Real estate experts considered the decision to grant expatriates who own real estate in Kuwait a 10-year residency as a positive step, which will achieve great benefits at the level of the real estate sector and the local economy in general, most notably supporting the government’s plans for economic diversification, developing the real estate sector, and reducing the percentage of vacant apartments; benefiting from the remittances of expatriates to be used locally in revitalizing the national economy, advancement of the real estate market, advancing economic development and stimulating the movement of real estate transactions and strengthening the legislative and legal environment to achieve the goals of Vision 2035 in its various economic and social aspects.

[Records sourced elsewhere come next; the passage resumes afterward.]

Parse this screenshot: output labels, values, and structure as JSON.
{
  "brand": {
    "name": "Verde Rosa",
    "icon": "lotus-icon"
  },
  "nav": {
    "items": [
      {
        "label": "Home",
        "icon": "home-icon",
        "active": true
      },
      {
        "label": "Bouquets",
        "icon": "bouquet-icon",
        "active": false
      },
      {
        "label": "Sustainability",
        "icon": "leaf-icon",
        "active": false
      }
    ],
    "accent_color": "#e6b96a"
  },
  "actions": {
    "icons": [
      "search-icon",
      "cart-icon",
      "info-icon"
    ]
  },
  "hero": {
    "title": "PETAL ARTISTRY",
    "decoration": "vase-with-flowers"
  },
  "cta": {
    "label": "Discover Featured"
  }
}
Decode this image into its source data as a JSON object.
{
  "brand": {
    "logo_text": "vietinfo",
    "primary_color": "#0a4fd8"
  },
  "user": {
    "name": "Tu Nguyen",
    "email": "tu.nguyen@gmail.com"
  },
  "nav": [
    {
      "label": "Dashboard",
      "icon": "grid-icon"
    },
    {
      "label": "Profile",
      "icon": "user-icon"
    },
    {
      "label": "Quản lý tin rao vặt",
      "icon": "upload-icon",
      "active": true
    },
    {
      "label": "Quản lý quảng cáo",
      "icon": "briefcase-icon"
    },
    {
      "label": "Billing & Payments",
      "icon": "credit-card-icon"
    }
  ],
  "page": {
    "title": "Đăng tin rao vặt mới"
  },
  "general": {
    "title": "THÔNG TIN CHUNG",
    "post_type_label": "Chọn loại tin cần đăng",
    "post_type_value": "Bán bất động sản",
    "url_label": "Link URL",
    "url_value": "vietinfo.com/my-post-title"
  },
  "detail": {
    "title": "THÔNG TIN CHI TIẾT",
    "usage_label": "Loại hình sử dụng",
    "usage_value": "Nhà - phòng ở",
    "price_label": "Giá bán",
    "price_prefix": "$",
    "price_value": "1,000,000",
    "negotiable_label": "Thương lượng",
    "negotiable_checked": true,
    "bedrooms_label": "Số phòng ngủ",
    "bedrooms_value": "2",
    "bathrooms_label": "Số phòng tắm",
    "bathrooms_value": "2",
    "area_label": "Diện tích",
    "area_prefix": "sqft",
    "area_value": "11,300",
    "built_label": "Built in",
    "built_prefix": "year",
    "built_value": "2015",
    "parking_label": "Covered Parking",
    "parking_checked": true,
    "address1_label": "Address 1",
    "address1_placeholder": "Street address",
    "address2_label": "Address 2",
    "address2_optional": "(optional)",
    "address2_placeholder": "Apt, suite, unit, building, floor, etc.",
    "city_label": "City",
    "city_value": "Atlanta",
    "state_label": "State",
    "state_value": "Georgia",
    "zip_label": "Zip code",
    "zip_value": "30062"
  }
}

This is in addition to creating new liquidity to help develop the domestic product away from oil revenues, reviving the investment real estate sector and relieving pressure on private housing rented to expatriates, opening broad horizons for investors and real estate owners, given the expected investment returns to be reaped from the new owner of the real estate, benefiting from real estate fees in the development of the state treasury, the recovery of the work of private sector companies, including banks, insurance companies and contracting, and the creation of opportunities for thousands of Kuwaitis in these sectors and it will give the expatriate a sense of belonging and stability and the desire to invest their money inside the country.

The economists stressed the need for a number of legislations and conditions to be in place before applying the 10-year residency grant to non- Kuwaiti real estate owners, including, for example the ownership of the expatriate should initially be limited to the investment property of one apartment only for the purpose of family housing, determining the area allowed for the property to be acquired, determining the areas of ownership for non-Kuwaitis away from the areas of private housing, that the resident’s financial income allows him to buy the property he wants to own, he should not have been subjected to criminal judgments or breaches of honor and honesty throughout his stay in Kuwait and increasing residence fees and imposing a tax on real estate dealers (if the expatriate is allowed to trade) to contribute to the development of the state treasury.

Moreover, this will secure infrastructure services such as electricity, water, roads and others, establishing a mechanism to prevent the increase in the prices of land and building materials and developing legislation related to the system of non-Kuwaiti ownership of real estate. There is no doubt that there are some concerns that some citizens and economists may have regarding the new draft law, which – if implemented – will encourage expatriates to reside in Kuwait for the longest possible period.